I didn't comb through your code in detail, partly because I doubt the people who gave you this task did either. I presume it actually does what it is supposed to do, and properly accomplishes the requested task without bugs. In that case, their issue is likely with the overall package structure/design/implementation. In general though, the answer partly depends on the job you were applying to. Expectations for a mid-level engineer position are obviously very different than for a senior-level engineer, and so to some extent the answer depends on what kind of position you were applying to. Some hints in that area would help. Regarding the structure/design/implementation of your code, without getting into the nitty-gritty, I would make just a few comments which could have been part of their issue:

  1. Your test coverage is very low. You run one test each on three functions, leaving more than half of your code untested, and the part of your code that is tested is not tested very thoroughly. Most importantly, those three functions are really the least important part of your code: the part that ties them all together (i.e. your main function) is what is really doing all the work, and it is the part without tests. They specifically ask how to run your code tests, which means they were also evaluating your ability to write coherent unit/integration tests. Most likely they wanted to see a lot more in this area. I consider test writing fluency to be a requirement for a senior level engineer.
  2. I don't think your code meets this requirement: consider reusability when implementing your package. it should be generic enough that given a certain input, it will provide the required output, although it is hard to say because I could be incorrectly guessing at their intent. You allow the user to specify different input variables via the command line, but this is also a python package. A big part of python packages is that they can be imported by other packages/modules and used as needed. The way you have your package structured, it can pretty much only be used from the command line. In my mind making it more generic and resuable means that you can import it from within other python code and use it to do these same computations with little effort. As it stands, your three methods are importable from other methods, but they only provide a small part of the whole system functionality. The code that most needs to be reusable is your main function which is locked down behind the main() function which and not at all reusable because it takes its input from the command line.
  3. Depending on the job this might not be an issue, but your code is pretty standard procedural code. Not that there is anything wrong with procedural code, but a well thought out use of OOP principles would make your code more reusable (i.e. it would help with my point #2 above) and also show an understanding of the concepts that most companies these days work with. Like it or not, OOP is the primary paradigm used by most these days.

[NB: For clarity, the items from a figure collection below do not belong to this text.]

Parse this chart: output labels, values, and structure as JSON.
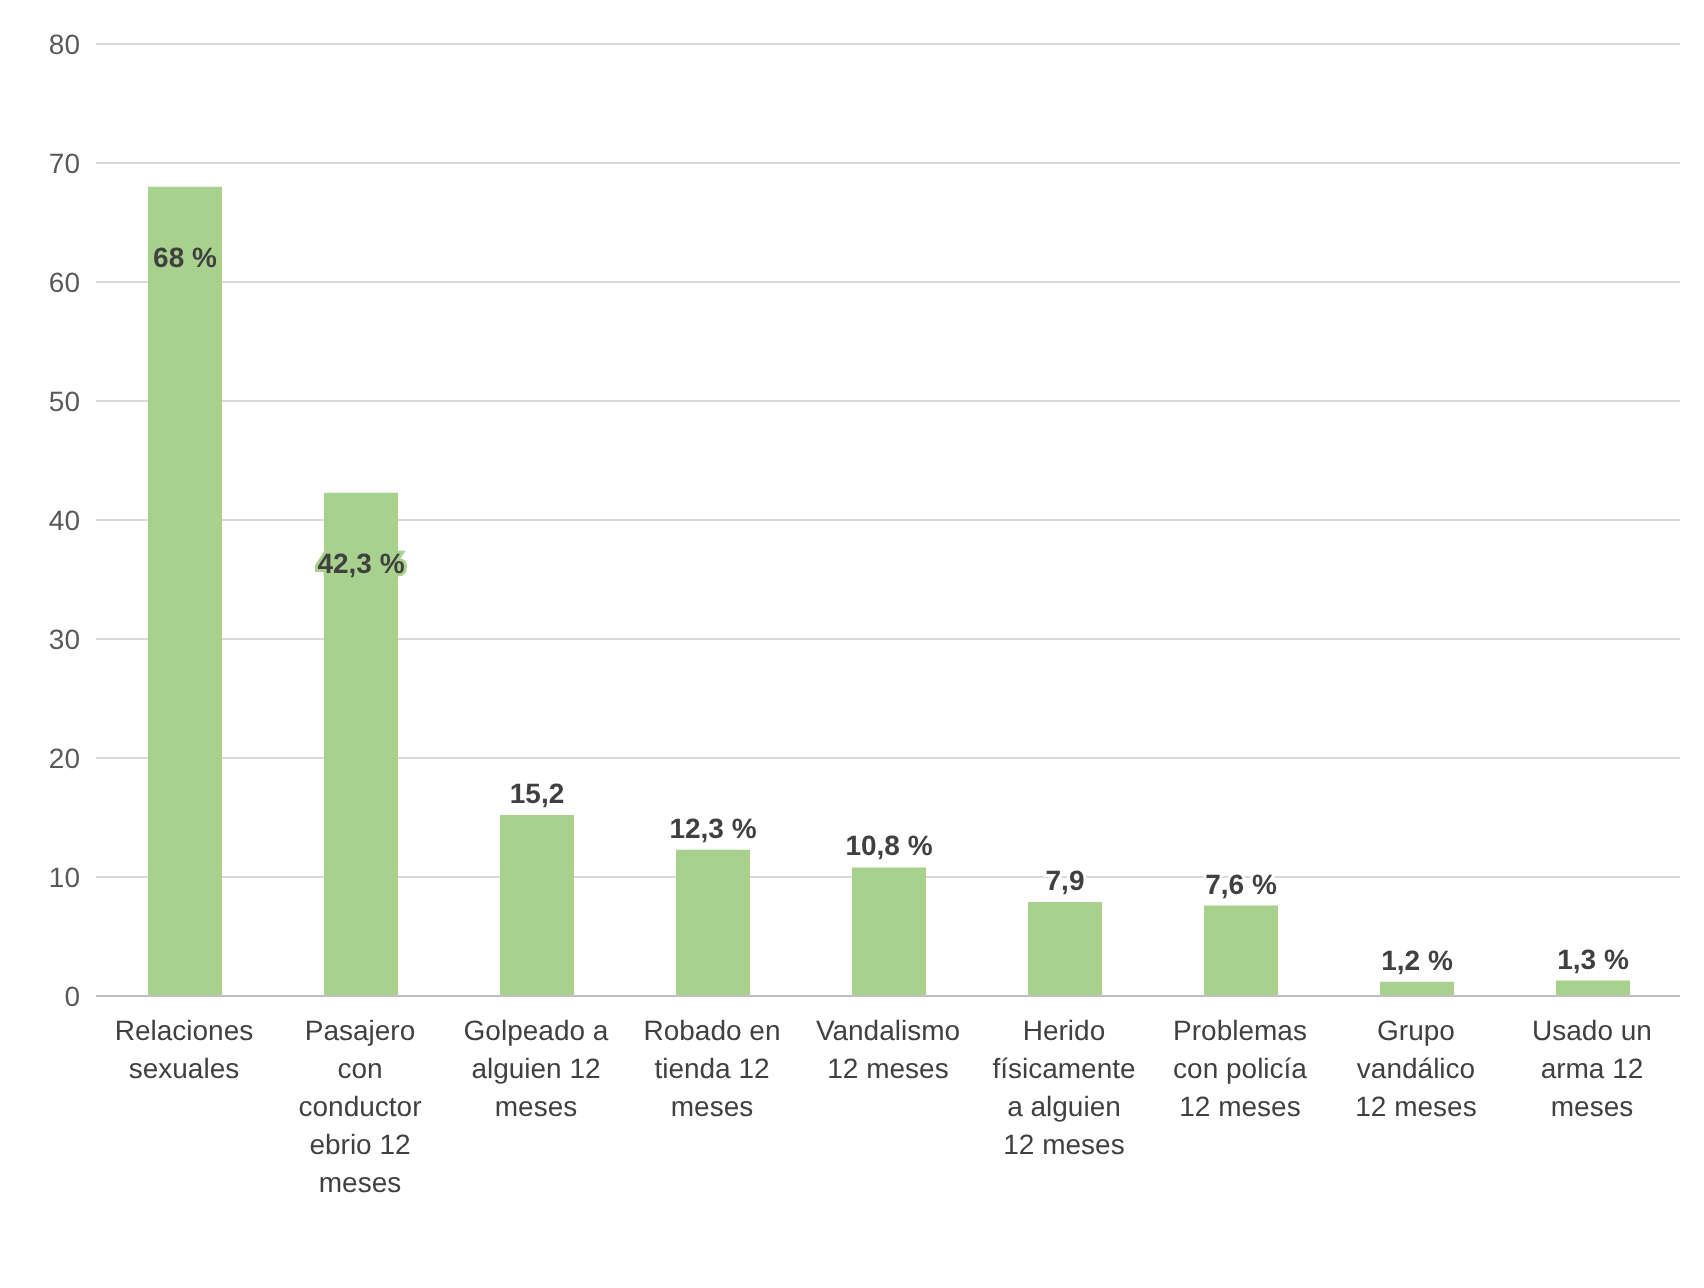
{
  "chart_data": {
    "type": "bar",
    "categories": [
      "Relaciones sexuales",
      "Pasajero con conductor ebrio 12 meses",
      "Golpeado a alguien 12 meses",
      "Robado en tienda 12 meses",
      "Vandalismo 12 meses",
      "Herido físicamente a alguien 12 meses",
      "Problemas con policía 12 meses",
      "Grupo vandálico 12 meses",
      "Usado un arma 12 meses"
    ],
    "values": [
      68,
      42.3,
      15.2,
      12.3,
      10.8,
      7.9,
      7.6,
      1.2,
      1.3
    ],
    "value_labels": [
      "68 %",
      "42,3 %",
      "15,2",
      "12,3 %",
      "10,8 %",
      "7,9",
      "7,6 %",
      "1,2 %",
      "1,3 %"
    ],
    "color": "#a9d18e",
    "ylim": [
      0,
      80
    ],
    "yticks": [
      0,
      10,
      20,
      30,
      40,
      50,
      60,
      70,
      80
    ],
    "grid": "y"
  }
}
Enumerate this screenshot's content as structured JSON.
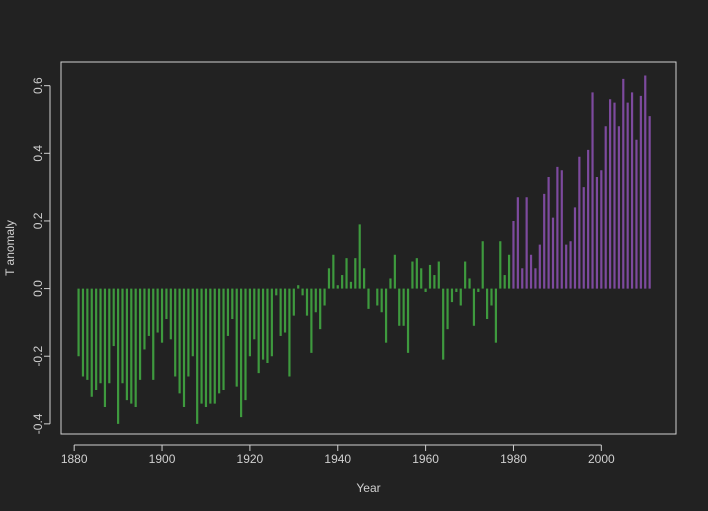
{
  "chart_data": {
    "type": "bar",
    "title": "",
    "xlabel": "Year",
    "ylabel": "T anomaly",
    "xlim": [
      1877,
      2017
    ],
    "ylim": [
      -0.43,
      0.67
    ],
    "x_ticks": [
      1880,
      1900,
      1920,
      1940,
      1960,
      1980,
      2000
    ],
    "x_tick_labels": [
      "1880",
      "1900",
      "1920",
      "1940",
      "1960",
      "1980",
      "2000"
    ],
    "y_ticks": [
      -0.4,
      -0.2,
      0.0,
      0.2,
      0.4,
      0.6
    ],
    "y_tick_labels": [
      "-0.4",
      "-0.2",
      "0.0",
      "0.2",
      "0.4",
      "0.6"
    ],
    "grid": false,
    "legend": "none",
    "colors": {
      "before_1980": "#3e9a3e",
      "from_1980": "#7d4a9e",
      "axis": "#d0d0d0",
      "background": "#222222"
    },
    "series": [
      {
        "x": [
          1881,
          1882,
          1883,
          1884,
          1885,
          1886,
          1887,
          1888,
          1889,
          1890,
          1891,
          1892,
          1893,
          1894,
          1895,
          1896,
          1897,
          1898,
          1899,
          1900,
          1901,
          1902,
          1903,
          1904,
          1905,
          1906,
          1907,
          1908,
          1909,
          1910,
          1911,
          1912,
          1913,
          1914,
          1915,
          1916,
          1917,
          1918,
          1919,
          1920,
          1921,
          1922,
          1923,
          1924,
          1925,
          1926,
          1927,
          1928,
          1929,
          1930,
          1931,
          1932,
          1933,
          1934,
          1935,
          1936,
          1937,
          1938,
          1939,
          1940,
          1941,
          1942,
          1943,
          1944,
          1945,
          1946,
          1947,
          1948,
          1949,
          1950,
          1951,
          1952,
          1953,
          1954,
          1955,
          1956,
          1957,
          1958,
          1959,
          1960,
          1961,
          1962,
          1963,
          1964,
          1965,
          1966,
          1967,
          1968,
          1969,
          1970,
          1971,
          1972,
          1973,
          1974,
          1975,
          1976,
          1977,
          1978,
          1979,
          1980,
          1981,
          1982,
          1983,
          1984,
          1985,
          1986,
          1987,
          1988,
          1989,
          1990,
          1991,
          1992,
          1993,
          1994,
          1995,
          1996,
          1997,
          1998,
          1999,
          2000,
          2001,
          2002,
          2003,
          2004,
          2005,
          2006,
          2007,
          2008,
          2009,
          2010,
          2011
        ],
        "values": [
          -0.2,
          -0.26,
          -0.27,
          -0.32,
          -0.3,
          -0.28,
          -0.35,
          -0.28,
          -0.17,
          -0.4,
          -0.28,
          -0.33,
          -0.34,
          -0.35,
          -0.27,
          -0.18,
          -0.14,
          -0.27,
          -0.13,
          -0.16,
          -0.09,
          -0.15,
          -0.26,
          -0.31,
          -0.35,
          -0.26,
          -0.2,
          -0.4,
          -0.34,
          -0.35,
          -0.34,
          -0.34,
          -0.31,
          -0.3,
          -0.14,
          -0.09,
          -0.29,
          -0.38,
          -0.33,
          -0.2,
          -0.15,
          -0.25,
          -0.21,
          -0.22,
          -0.2,
          -0.02,
          -0.14,
          -0.13,
          -0.26,
          -0.08,
          0.01,
          -0.02,
          -0.08,
          -0.19,
          -0.07,
          -0.12,
          -0.05,
          0.06,
          0.1,
          0.01,
          0.04,
          0.09,
          0.02,
          0.09,
          0.19,
          0.06,
          -0.06,
          0.0,
          -0.05,
          -0.07,
          -0.16,
          0.03,
          0.1,
          -0.11,
          -0.11,
          -0.19,
          0.08,
          0.09,
          0.06,
          -0.01,
          0.07,
          0.04,
          0.08,
          -0.21,
          -0.12,
          -0.04,
          -0.01,
          -0.05,
          0.08,
          0.03,
          -0.11,
          -0.01,
          0.14,
          -0.09,
          -0.05,
          -0.16,
          0.14,
          0.04,
          0.1,
          0.2,
          0.27,
          0.06,
          0.27,
          0.1,
          0.06,
          0.13,
          0.28,
          0.33,
          0.21,
          0.36,
          0.35,
          0.13,
          0.14,
          0.24,
          0.39,
          0.3,
          0.41,
          0.58,
          0.33,
          0.35,
          0.48,
          0.56,
          0.55,
          0.48,
          0.62,
          0.55,
          0.58,
          0.44,
          0.57,
          0.63,
          0.51
        ]
      }
    ]
  }
}
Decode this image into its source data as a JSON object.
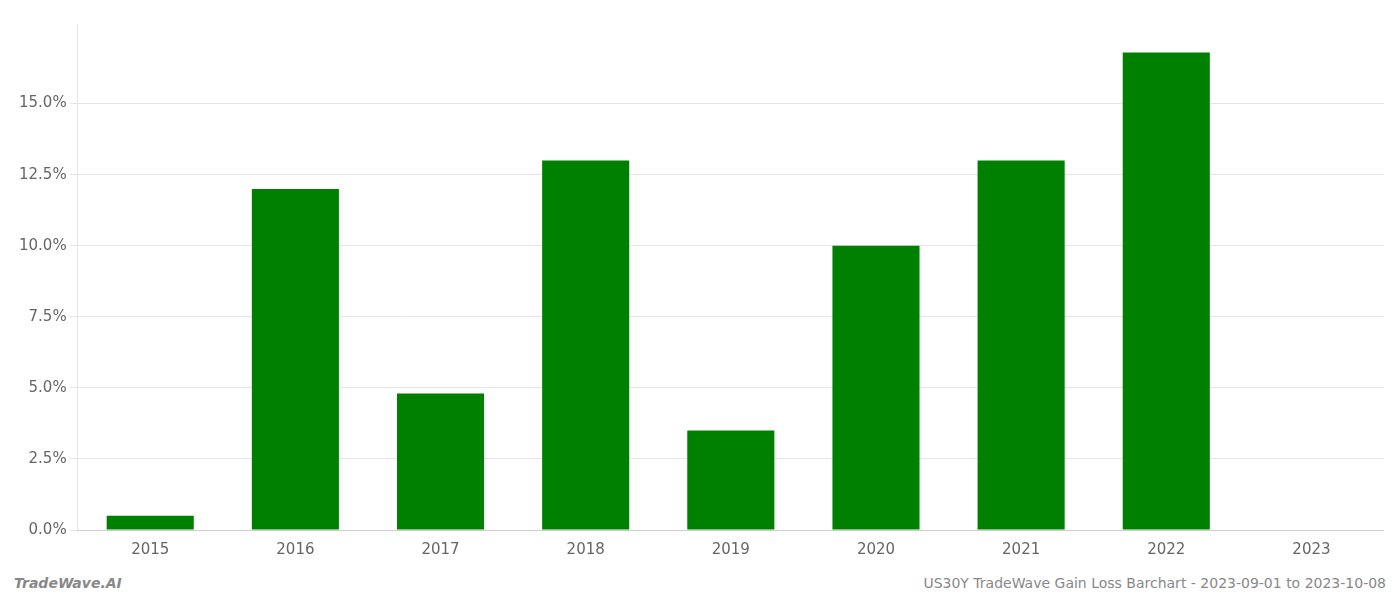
{
  "chart_data": {
    "type": "bar",
    "categories": [
      "2015",
      "2016",
      "2017",
      "2018",
      "2019",
      "2020",
      "2021",
      "2022",
      "2023"
    ],
    "values": [
      0.005,
      0.12,
      0.048,
      0.13,
      0.035,
      0.1,
      0.13,
      0.168,
      0.0
    ],
    "color": "#008000",
    "ylim": [
      0,
      0.178
    ],
    "yticks": [
      {
        "value": 0.0,
        "label": "0.0%"
      },
      {
        "value": 0.025,
        "label": "2.5%"
      },
      {
        "value": 0.05,
        "label": "5.0%"
      },
      {
        "value": 0.075,
        "label": "7.5%"
      },
      {
        "value": 0.1,
        "label": "10.0%"
      },
      {
        "value": 0.125,
        "label": "12.5%"
      },
      {
        "value": 0.15,
        "label": "15.0%"
      }
    ],
    "grid": true,
    "annotations": [
      "TradeWave.AI",
      "US30Y TradeWave Gain Loss Barchart - 2023-09-01 to 2023-10-08"
    ]
  }
}
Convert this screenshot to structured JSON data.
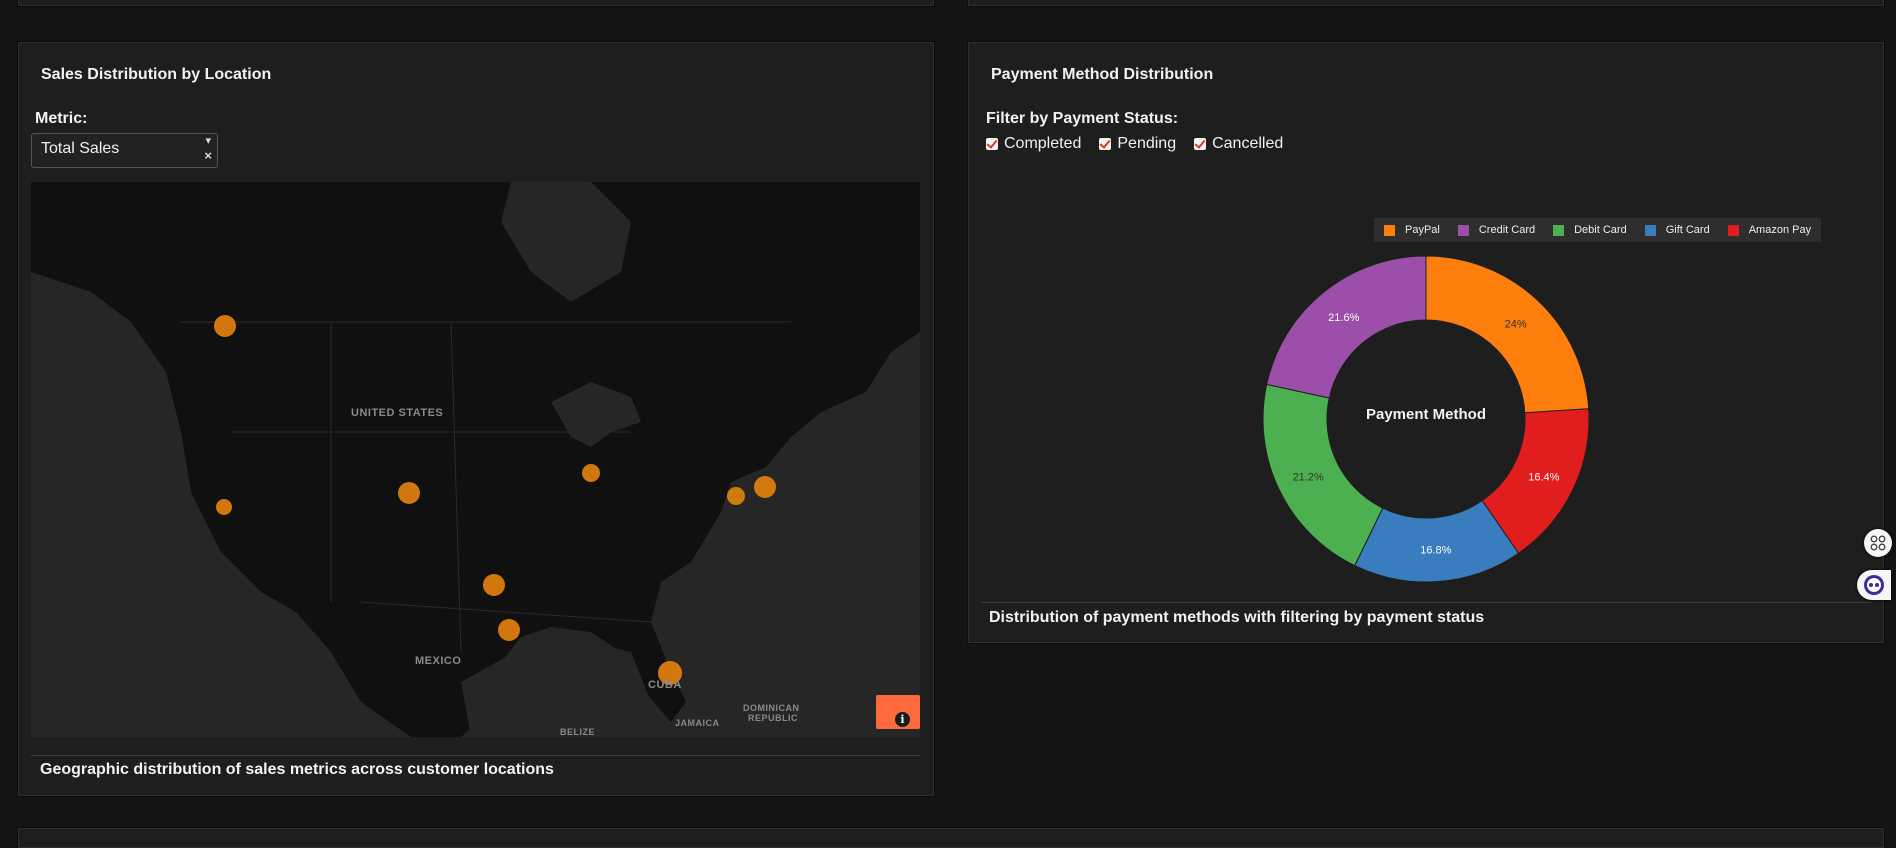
{
  "sales_map": {
    "title": "Sales Distribution by Location",
    "metric_label": "Metric:",
    "metric_value": "Total Sales",
    "caret": "▾",
    "clear": "×",
    "places": [
      "UNITED STATES",
      "MEXICO",
      "CUBA",
      "DOMINICAN",
      "REPUBLIC",
      "JAMAICA",
      "BELIZE"
    ],
    "info_symbol": "i",
    "badge_color": "#ff6a3d",
    "marker_color": "#e8820e",
    "footer": "Geographic distribution of sales metrics across customer locations"
  },
  "payment": {
    "title": "Payment Method Distribution",
    "filter_label": "Filter by Payment Status:",
    "filters": [
      "Completed",
      "Pending",
      "Cancelled"
    ],
    "footer": "Distribution of payment methods with filtering by payment status"
  },
  "chart_data": {
    "type": "pie",
    "hole": true,
    "center_label": "Payment Method",
    "legend_position": "top-right",
    "categories": [
      "PayPal",
      "Credit Card",
      "Debit Card",
      "Gift Card",
      "Amazon Pay"
    ],
    "legend_order": [
      "PayPal",
      "Credit Card",
      "Debit Card",
      "Gift Card",
      "Amazon Pay"
    ],
    "slice_order": [
      "PayPal",
      "Amazon Pay",
      "Gift Card",
      "Debit Card",
      "Credit Card"
    ],
    "values": {
      "PayPal": 24,
      "Amazon Pay": 16.4,
      "Gift Card": 16.8,
      "Debit Card": 21.2,
      "Credit Card": 21.6
    },
    "labels": {
      "PayPal": "24%",
      "Amazon Pay": "16.4%",
      "Gift Card": "16.8%",
      "Debit Card": "21.2%",
      "Credit Card": "21.6%"
    },
    "colors": {
      "PayPal": "#ff7f0e",
      "Credit Card": "#9b4fa8",
      "Debit Card": "#4caf50",
      "Gift Card": "#3a7dbf",
      "Amazon Pay": "#e11d1d"
    }
  },
  "side_buttons": [
    "grid-icon",
    "assistant-icon"
  ]
}
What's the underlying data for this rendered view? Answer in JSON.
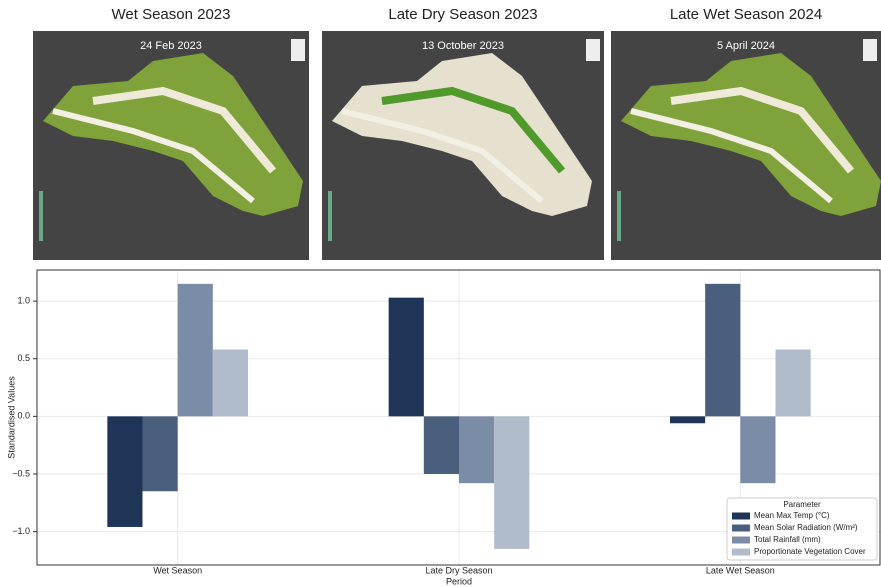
{
  "panels": [
    {
      "title": "Wet Season 2023",
      "date": "24 Feb 2023"
    },
    {
      "title": "Late Dry Season 2023",
      "date": "13 October 2023"
    },
    {
      "title": "Late Wet Season 2024",
      "date": "5 April 2024"
    }
  ],
  "chart_data": {
    "type": "bar",
    "y_label": "Standardised Values",
    "x_label": "Period",
    "categories": [
      "Wet Season",
      "Late Dry Season",
      "Late Wet Season"
    ],
    "series": [
      {
        "name": "Mean Max Temp (°C)",
        "color": "#1f3557",
        "values": [
          -0.96,
          1.03,
          -0.06
        ]
      },
      {
        "name": "Mean Solar Radiation (W/m²)",
        "color": "#4a5f7e",
        "values": [
          -0.65,
          -0.5,
          1.15
        ]
      },
      {
        "name": "Total Rainfall (mm)",
        "color": "#7b8ca6",
        "values": [
          1.15,
          -0.58,
          -0.58
        ]
      },
      {
        "name": "Proportionate Vegetation Cover",
        "color": "#b0bccb",
        "values": [
          0.58,
          -1.15,
          0.58
        ]
      }
    ],
    "ylim": [
      -1.29,
      1.27
    ],
    "yticks": [
      {
        "value": -1,
        "label": "−1.0"
      },
      {
        "value": -0.5,
        "label": "−0.5"
      },
      {
        "value": 0,
        "label": "0.0"
      },
      {
        "value": 0.5,
        "label": "0.5"
      },
      {
        "value": 1,
        "label": "1.0"
      }
    ],
    "grid": true,
    "legend_title": "Parameter",
    "legend": "lower right"
  }
}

  4. Your github repository doesn't seem to have a commit history. I could be misreading github though. If I were evaluating something like this, I would also want to know that the candidate understands the benefits of a VCS enough to use it themselves. As a result, I would definitely check the commit history of anything uploaded to github to verify that they actually used git when developing the code. A lack of a commit history implies you didn't actually use git while building this: you just uploaded it to git when you were done. Granted, this is small enough that that is not a crazy choice, and I wouldn't rule someone out for a lack of a commit history, but I would definitely taken note of it.
  5. Your code has comments but no docblocks. The latter are used when building documentation, so I would definitely put more stock in a candidate who has docblocks in his code.

As I said, I don't know what they saw, but these are the things that come to mind as I look at your code and their requirements (both stated and not).